SuperSolid is billed as ‘where design, production & commerce combine.’ With this in mind, can you speak on common misconceptions in relation to would-be clients?
ED: There’s a big, more theoretical misconception, but fashion is not art. It’s applied art, it has to include itself in an industry, and an industry manufactures and sells products. People come into this business – and it comes from different things – brand building as an art project. That’s where we try to exist and say, ‘Yes, artistic input is important, but there’s a whole layer of business and industrial perspective that needs to be central’. That’s where we intervene most, making sure there’s a point of view on merchandising, product, etc. We’re like translators. There’s lots of different people in this industry – CEOs don’t necessarily understand their production people, production people don’t necessarily understand the designers. We’re able to create tools for whatever the translation has to look like.
AS: People come to us because they’re really strong in a specific field, but when it comes to sustaining that, it’s important to have the right people to simplify it. It doesn’t mean it’s easy, but it’s streamlined.

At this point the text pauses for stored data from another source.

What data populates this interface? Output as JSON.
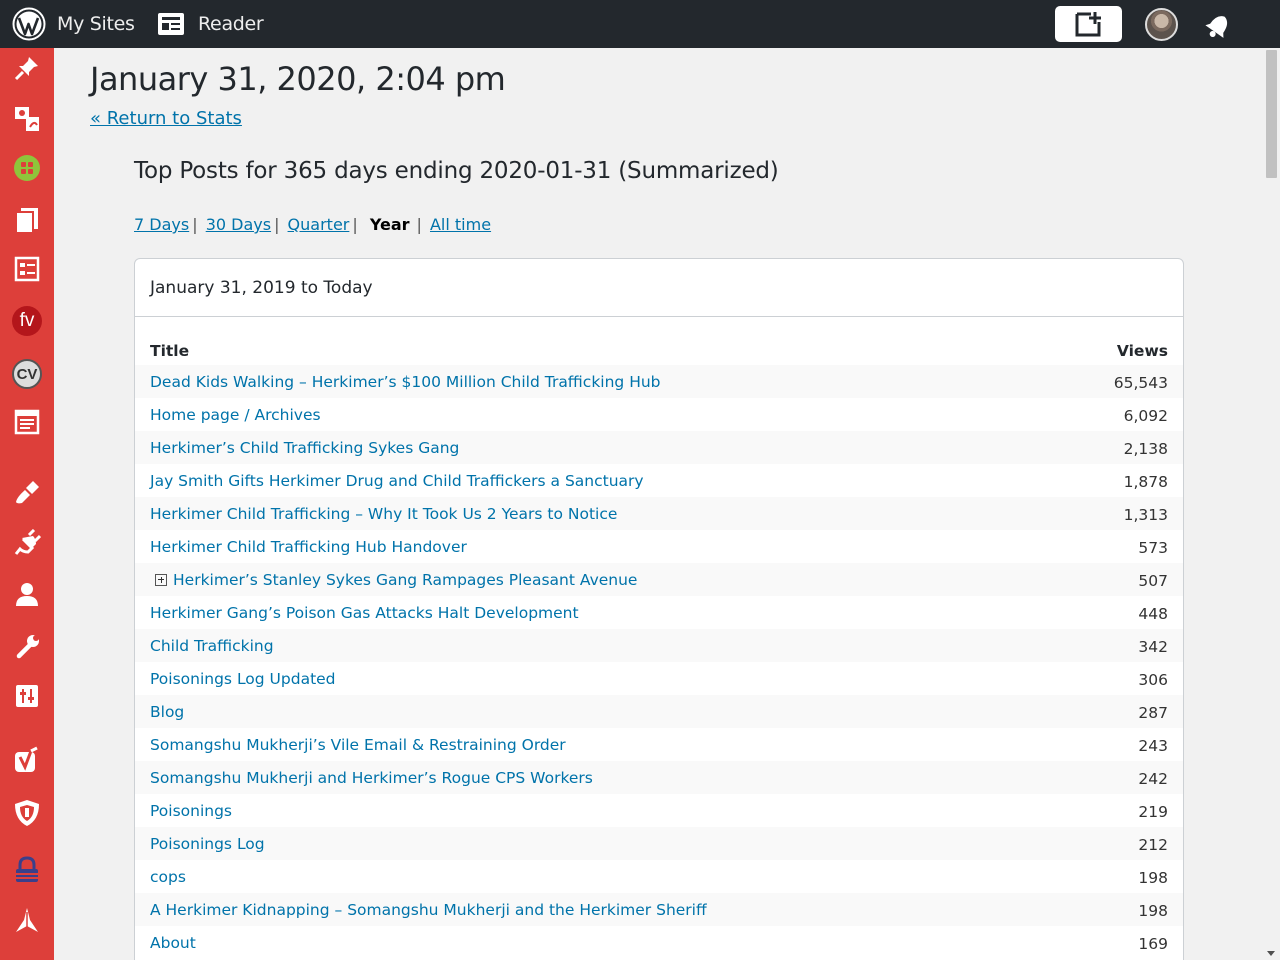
{
  "topbar": {
    "my_sites": "My Sites",
    "reader": "Reader",
    "accent": "#23282d"
  },
  "sidebar": {
    "background": "#dd3f3a",
    "icons": [
      "pin-icon",
      "media-icon",
      "grid-plugin-icon",
      "pages-icon",
      "forms-icon",
      "fv-icon",
      "cv-icon",
      "feedback-icon",
      "appearance-icon",
      "plugins-icon",
      "users-icon",
      "tools-icon",
      "settings-icon",
      "yoast-icon",
      "security-shield-icon",
      "lock-icon",
      "collapse-icon"
    ],
    "fv_label": "fv",
    "cv_label": "CV"
  },
  "page": {
    "date_heading": "January 31, 2020, 2:04 pm",
    "return_link": "« Return to Stats",
    "section_title": "Top Posts for 365 days ending 2020-01-31 (Summarized)"
  },
  "periods": {
    "days7": "7 Days",
    "days30": "30 Days",
    "quarter": "Quarter",
    "year": "Year",
    "all_time": "All time",
    "separator": "|"
  },
  "postbox": {
    "header": "January 31, 2019 to Today",
    "col_title": "Title",
    "col_views": "Views",
    "rows": [
      {
        "title": "Dead Kids Walking – Herkimer’s $100 Million Child Trafficking Hub",
        "views": "65,543"
      },
      {
        "title": "Home page / Archives",
        "views": "6,092"
      },
      {
        "title": "Herkimer’s Child Trafficking Sykes Gang",
        "views": "2,138"
      },
      {
        "title": "Jay Smith Gifts Herkimer Drug and Child Traffickers a Sanctuary",
        "views": "1,878"
      },
      {
        "title": "Herkimer Child Trafficking – Why It Took Us 2 Years to Notice",
        "views": "1,313"
      },
      {
        "title": "Herkimer Child Trafficking Hub Handover",
        "views": "573"
      },
      {
        "title": "Herkimer’s Stanley Sykes Gang Rampages Pleasant Avenue",
        "views": "507"
      },
      {
        "title": "Herkimer Gang’s Poison Gas Attacks Halt Development",
        "views": "448"
      },
      {
        "title": "Child Trafficking",
        "views": "342"
      },
      {
        "title": "Poisonings Log Updated",
        "views": "306"
      },
      {
        "title": "Blog",
        "views": "287"
      },
      {
        "title": "Somangshu Mukherji’s Vile Email & Restraining Order",
        "views": "243"
      },
      {
        "title": "Somangshu Mukherji and Herkimer’s Rogue CPS Workers",
        "views": "242"
      },
      {
        "title": "Poisonings",
        "views": "219"
      },
      {
        "title": "Poisonings Log",
        "views": "212"
      },
      {
        "title": "cops",
        "views": "198"
      },
      {
        "title": "A Herkimer Kidnapping – Somangshu Mukherji and the Herkimer Sheriff",
        "views": "198"
      },
      {
        "title": "About",
        "views": "169"
      }
    ]
  }
}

ED: Also agility, and that works both ways. Some clients are multi-million dollar companies and not agile anymore, so come to us because we can offer that. Then, for young companies, they could be agile but they don’t have experience – we can offer shortcuts.

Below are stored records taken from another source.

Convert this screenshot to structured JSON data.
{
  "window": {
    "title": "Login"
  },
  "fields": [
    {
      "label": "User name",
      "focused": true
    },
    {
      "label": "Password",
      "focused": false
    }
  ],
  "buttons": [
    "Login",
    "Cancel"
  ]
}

How does a company’s size inform your approach?
AS: We have a very bespoke approach because people have very different challenges. Some brands have the marketing and money, but the design team is still far from what’s happening, so they come to us because we’re closer to the culture. Then merging talents have that energy that’s really raw – so many ideas, but this needs to be organised. We did one of those WhatsApp chats with different creatives for 1 Granary’s Tencel Club, and questions were like, ‘How do I make my show?’. There’s so much more you can do, maybe you don’t need a show, maybe focus on one category?

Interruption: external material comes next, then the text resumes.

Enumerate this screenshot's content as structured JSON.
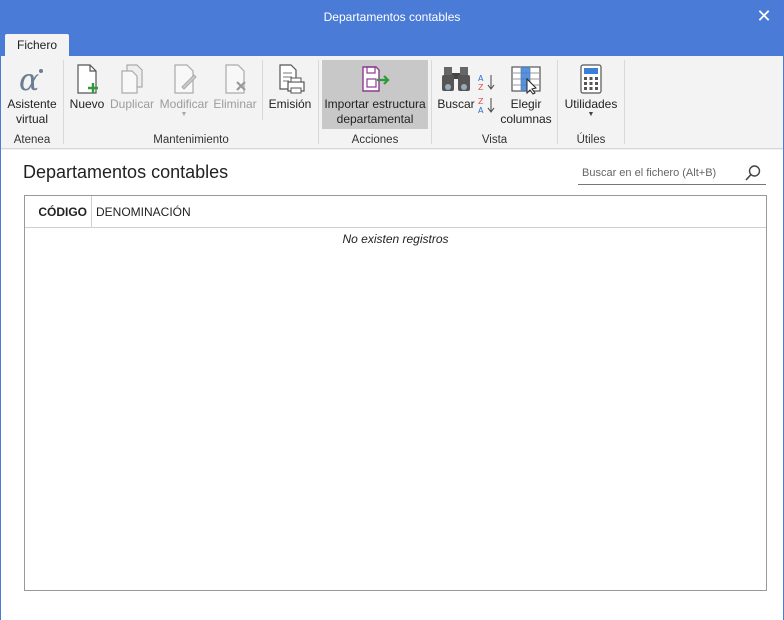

ED: You’re in an industry that is about individuality at the end of the day. So we must approach it as everyone being different, having their unique point of view. Otherwise, it wouldn’t work. We see it on many levels in fashion; as soon as you try to create a formula…
AS: You have no longevity, it becomes outdated.
“When you do something that’s so bespoke, the biggest obstacle is people understanding what we do, how we work, and that with business, it’s not an easy game.”
What are the biggest obstacles you’ve had to navigate so far as SuperSolid?
ED: Brexit.
AS: That’s specific, but generally when you do something that’s so bespoke, the biggest obstacle is people understanding what we do, how we work, and that with business, it’s not an easy game. It’s not necessarily cheap either, when you do things at a certain level. We’ve been lucky to work with great entities and creatives so far, but each time there is a challenge for people to grasp the intricacies of all the services we can provide.
ED: Trying to stand our ground and not turn into a production agent or a sampling room. We can do that, but we do a lot around it. [As a] ghost entity, our aim is to empower a lot of different aspects but also keep silent. That’s a challenge, but it’s very precious.